Design Patterns - Repository Pattern

The repository pattern is a design pattern to encapsulate the methods to access to a data source and access to them from any layer using Inversion of Control (IoC).

It provides better maintainability, testability, security, and decoupling from the persistence method.

Characteristics

  • The repository methods receives (as parameters) and returns Domain layer objects such as Aggregate Roots, Entities or Value Objects.
  • The query methods such as get or find are asynchronous and return promises, which means that the database is instantly queried.
  • The data manipulation commands such as add, update or delete are not asynchronous, because these commands are not going to be applied in the database automatically, but rather they are accumulate in the same transaction, and then they are applied using the Unit of Work pattern.

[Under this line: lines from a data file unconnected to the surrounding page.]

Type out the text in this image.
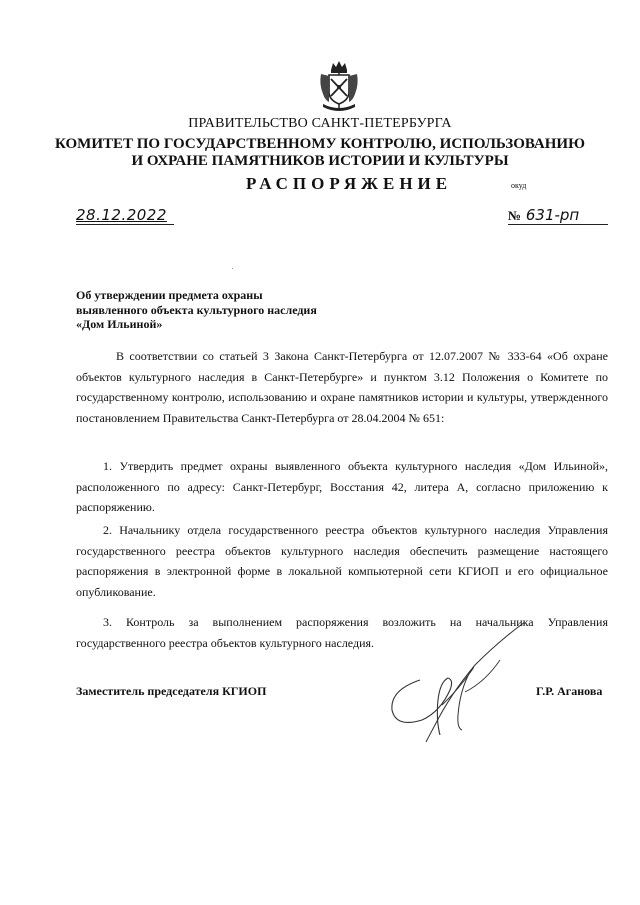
ПРАВИТЕЛЬСТВО САНКТ-ПЕТЕРБУРГА
КОМИТЕТ ПО ГОСУДАРСТВЕННОМУ КОНТРОЛЮ, ИСПОЛЬЗОВАНИЮ
И ОХРАНЕ ПАМЯТНИКОВ ИСТОРИИ И КУЛЬТУРЫ
РАСПОРЯЖЕНИЕ	окуд
28.12.2022	№ 631-рп
Об утверждении предмета охраны
выявленного объекта культурного наследия
«Дом Ильиной»
В соответствии со статьей 3 Закона Санкт-Петербурга от 12.07.2007 № 333-64 «Об охране объектов культурного наследия в Санкт-Петербурге» и пунктом 3.12 Положения о Комитете по государственному контролю, использованию и охране памятников истории и культуры, утвержденного постановлением Правительства Санкт-Петербурга от 28.04.2004 № 651:
1. Утвердить предмет охраны выявленного объекта культурного наследия «Дом Ильиной», расположенного по адресу: Санкт-Петербург, Восстания 42, литера А, согласно приложению к распоряжению.
2. Начальнику отдела государственного реестра объектов культурного наследия Управления государственного реестра объектов культурного наследия обеспечить размещение настоящего распоряжения в электронной форме в локальной компьютерной сети КГИОП и его официальное опубликование.
3. Контроль за выполнением распоряжения возложить на начальника Управления государственного реестра объектов культурного наследия.
Заместитель председателя КГИОП	Г.Р. Аганова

The repository pattern can be splitted into:

Generic repository

  • The interface of the generic repository is stored in the Domain layer.
  • Generic repositories should not be implemented, but the specialized repositories, unless it is implemented in an abstract class.
  • It is not mandatory to have a generic repository as long you use the specialized ones.

Specialized repository

  • The interfaces of the specialized repositories are stored in the Domain layer.
  • The implementations of the specialized repositories are stored in the Infrastructure layer and you can use a database driver or an ORM.
  • Can extend from the generic repository.
  • Each Aggregate has at least one specialized repository.